Most HR functions are doing the wrong work, well.
The transactional layer is automating and the strategic layer is consolidating with senior leaders. The middle — where most departments live — is hollowing out.
Walk into the people function at most 150-person companies and you'll find capable people working hard on the wrong things. Benefits administration. PTO tracking. Birthday cards. The mechanics of employment, run competently.
None of that is the work that moves the company. The work that moves the company is whether you can hire fast enough to hit the plan, whether your managers can run a team without you, and whether comp decisions are made by a system instead of by the founder at 11pm.
Busy is not the same as shipping. A function can be fully utilized and contributing almost nothing to the outcomes the CEO actually tracks.
Why the middle hollows out
Two forces are pulling the function apart. The transactional layer — payroll, compliance, the ticket queue — is automating and outsourcing. The strategic layer — org design, executive hiring, the board conversation — is consolidating with founders and a small number of senior operators.
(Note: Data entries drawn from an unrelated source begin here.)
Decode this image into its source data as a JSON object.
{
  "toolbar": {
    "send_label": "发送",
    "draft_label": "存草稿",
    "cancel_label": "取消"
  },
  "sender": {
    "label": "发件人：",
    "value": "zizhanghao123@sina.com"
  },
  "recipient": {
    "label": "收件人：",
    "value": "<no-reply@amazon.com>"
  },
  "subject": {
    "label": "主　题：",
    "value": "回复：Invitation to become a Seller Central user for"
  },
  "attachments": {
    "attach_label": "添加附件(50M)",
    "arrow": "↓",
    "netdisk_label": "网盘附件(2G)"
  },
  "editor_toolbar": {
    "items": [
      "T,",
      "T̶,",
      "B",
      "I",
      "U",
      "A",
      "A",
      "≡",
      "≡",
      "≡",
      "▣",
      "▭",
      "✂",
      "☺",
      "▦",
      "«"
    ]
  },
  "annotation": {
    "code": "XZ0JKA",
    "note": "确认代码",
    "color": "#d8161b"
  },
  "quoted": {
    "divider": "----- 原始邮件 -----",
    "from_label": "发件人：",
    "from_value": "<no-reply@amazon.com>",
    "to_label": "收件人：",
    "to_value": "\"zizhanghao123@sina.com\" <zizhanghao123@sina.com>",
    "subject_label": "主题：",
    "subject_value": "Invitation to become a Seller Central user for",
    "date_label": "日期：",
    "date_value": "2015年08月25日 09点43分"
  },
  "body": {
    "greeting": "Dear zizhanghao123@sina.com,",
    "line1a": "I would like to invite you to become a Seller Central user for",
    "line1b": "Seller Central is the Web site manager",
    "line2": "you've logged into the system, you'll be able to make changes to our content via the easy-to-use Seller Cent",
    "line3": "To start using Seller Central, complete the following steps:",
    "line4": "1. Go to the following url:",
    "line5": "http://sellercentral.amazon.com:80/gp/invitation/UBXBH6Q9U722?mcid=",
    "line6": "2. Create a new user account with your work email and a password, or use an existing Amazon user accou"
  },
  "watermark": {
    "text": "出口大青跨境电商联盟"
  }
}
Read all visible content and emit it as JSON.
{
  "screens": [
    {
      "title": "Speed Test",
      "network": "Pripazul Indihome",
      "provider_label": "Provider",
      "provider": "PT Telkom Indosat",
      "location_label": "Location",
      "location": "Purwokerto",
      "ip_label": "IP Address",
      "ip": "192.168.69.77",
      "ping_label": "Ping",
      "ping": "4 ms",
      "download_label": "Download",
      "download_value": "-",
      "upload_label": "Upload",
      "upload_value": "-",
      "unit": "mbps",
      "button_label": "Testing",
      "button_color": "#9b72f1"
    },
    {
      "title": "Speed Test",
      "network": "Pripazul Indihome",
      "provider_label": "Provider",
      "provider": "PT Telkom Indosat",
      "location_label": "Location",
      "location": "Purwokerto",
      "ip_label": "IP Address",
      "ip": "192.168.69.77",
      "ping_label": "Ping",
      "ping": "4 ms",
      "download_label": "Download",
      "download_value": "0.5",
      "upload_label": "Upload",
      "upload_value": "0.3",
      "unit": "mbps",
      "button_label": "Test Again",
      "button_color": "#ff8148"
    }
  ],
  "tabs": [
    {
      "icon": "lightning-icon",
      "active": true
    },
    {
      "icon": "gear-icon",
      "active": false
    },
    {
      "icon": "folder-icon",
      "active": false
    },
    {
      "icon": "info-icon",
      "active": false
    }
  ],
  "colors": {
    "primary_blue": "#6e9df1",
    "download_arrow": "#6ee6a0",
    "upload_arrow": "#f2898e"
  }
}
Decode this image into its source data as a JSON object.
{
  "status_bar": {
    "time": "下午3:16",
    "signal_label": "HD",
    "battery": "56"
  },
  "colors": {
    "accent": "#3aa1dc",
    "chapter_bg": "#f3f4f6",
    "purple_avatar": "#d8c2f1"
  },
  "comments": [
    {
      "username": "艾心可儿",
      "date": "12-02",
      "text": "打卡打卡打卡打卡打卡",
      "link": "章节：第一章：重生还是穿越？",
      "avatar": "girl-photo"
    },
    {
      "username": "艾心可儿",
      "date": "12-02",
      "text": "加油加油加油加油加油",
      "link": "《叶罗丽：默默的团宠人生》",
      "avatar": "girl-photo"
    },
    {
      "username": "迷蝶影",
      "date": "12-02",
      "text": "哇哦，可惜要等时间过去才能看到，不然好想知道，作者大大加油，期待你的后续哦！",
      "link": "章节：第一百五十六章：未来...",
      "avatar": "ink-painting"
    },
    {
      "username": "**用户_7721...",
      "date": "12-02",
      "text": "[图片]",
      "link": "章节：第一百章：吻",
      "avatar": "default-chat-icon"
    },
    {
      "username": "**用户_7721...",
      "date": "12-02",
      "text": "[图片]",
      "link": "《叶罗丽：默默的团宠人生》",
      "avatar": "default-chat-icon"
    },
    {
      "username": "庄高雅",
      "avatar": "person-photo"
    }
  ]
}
What's left in the middle is the part nobody automated and nobody senior owns. So it defaults to process for its own sake. That's not a people problem. It's a design problem.
The fix isn't more headcount
The instinct is to hire a Head of People and hope. But you can't hire your way out of a function that's pointed at the wrong work — you'll just have a more expensive version of the same output. First you fix what the function is for. Then you staff it.
That's the whole premise of a rebuild: change the work before you change the org chart.